Indeed, we can learn from the Swiss. They have one of the most advanced and capable free-market economies in the world. According to The Heritage Foundation’s annual Index of Economic Freedom, which measures the entrepreneurial environments of 180 economies across the globe, Switzerland is the world’s fourth-freest economy.
So what is Switzerland’s secret? It lacks natural resources except hydropower, so it has had no choice but to innovate to compete on a global scale.
Its judicial system is independent of politics, which ensures effective and transparent enforcement of commercial contracts within a fully institutionalized legal framework. It also has strong property rights, including protections for intellectual property.
So what can the U.S. do?
For one thing, as I argued in a recent Heritage report, the Trump administration ought to grant Switzerland tariff exemptions on steel and aluminum products. Swiss companies exported about $80 million in steel and aluminum products to the United States in 2017. Switzerland has sought these tariff exemptions, but the U.S. hasn’t yet responded. That needs to change.

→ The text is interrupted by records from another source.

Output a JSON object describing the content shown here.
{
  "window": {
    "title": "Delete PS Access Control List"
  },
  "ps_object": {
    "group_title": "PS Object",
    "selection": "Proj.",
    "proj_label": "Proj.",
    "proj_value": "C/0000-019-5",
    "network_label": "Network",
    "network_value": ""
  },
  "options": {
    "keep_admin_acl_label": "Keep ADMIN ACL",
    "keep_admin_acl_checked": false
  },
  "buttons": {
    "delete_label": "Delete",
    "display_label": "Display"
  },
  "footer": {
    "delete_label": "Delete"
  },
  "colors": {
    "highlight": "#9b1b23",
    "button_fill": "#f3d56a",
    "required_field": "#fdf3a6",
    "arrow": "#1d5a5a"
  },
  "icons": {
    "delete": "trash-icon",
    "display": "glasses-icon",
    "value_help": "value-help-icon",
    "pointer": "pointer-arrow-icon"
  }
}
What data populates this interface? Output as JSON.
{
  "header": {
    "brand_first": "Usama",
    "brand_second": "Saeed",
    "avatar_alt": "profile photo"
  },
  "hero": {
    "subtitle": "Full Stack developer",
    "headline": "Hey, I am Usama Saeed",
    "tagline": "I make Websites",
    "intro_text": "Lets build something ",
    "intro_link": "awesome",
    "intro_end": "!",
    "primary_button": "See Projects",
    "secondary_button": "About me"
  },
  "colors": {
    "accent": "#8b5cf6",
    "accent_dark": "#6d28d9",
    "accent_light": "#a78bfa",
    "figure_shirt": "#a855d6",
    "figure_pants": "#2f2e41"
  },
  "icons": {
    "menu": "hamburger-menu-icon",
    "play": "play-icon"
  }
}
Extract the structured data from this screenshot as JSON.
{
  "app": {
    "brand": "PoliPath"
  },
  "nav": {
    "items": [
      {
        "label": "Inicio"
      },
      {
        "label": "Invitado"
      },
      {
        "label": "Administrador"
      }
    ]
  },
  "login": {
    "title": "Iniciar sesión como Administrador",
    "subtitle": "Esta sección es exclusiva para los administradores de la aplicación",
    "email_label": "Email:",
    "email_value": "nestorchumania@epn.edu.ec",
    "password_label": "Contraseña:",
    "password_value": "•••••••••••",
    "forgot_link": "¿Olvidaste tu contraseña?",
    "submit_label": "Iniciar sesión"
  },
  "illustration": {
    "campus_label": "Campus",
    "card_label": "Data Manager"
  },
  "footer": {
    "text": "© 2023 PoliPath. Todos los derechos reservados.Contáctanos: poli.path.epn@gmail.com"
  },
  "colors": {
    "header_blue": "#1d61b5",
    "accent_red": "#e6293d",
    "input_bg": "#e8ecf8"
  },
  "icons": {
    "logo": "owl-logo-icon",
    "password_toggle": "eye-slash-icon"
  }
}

Another wise step would be to build on the Trade and Investment Cooperation Forum (TICF) the United States and Switzerland established in 2006. We should elevate the TICF to a genuine free and open trade pact based on the principles of economic freedom.
Take President Trump’s “no tariffs, no barriers” proposal at the recent G7 meetings in Quebec. Why not pursue this? Zero tariffs would be the ultimate achievement for more open and free trade between the United States and Switzerland.
It’s time for the U.S. Trade Representative and the White House National Economic Council to fast-track dialogues with their Swiss counterparts in the pursuit of a U.S.–Swiss economic freedom partnership. We don’t need hundreds of pages — the pact should be simple and readily understandable to anyone who wishes to engage in trade and investment activities between the two nations.
In their groundbreaking study on a possible U.S.–Swiss free trade deal, Gary Clyde Hufbauer and Robert E. Baldwin made the case that “as leading advocates of market capitalism, Switzerland and the United States are well situated to conclude an FTA [free trade agreement] that breaks new ground in dismantling barriers.”
They’re right. So let’s get to work.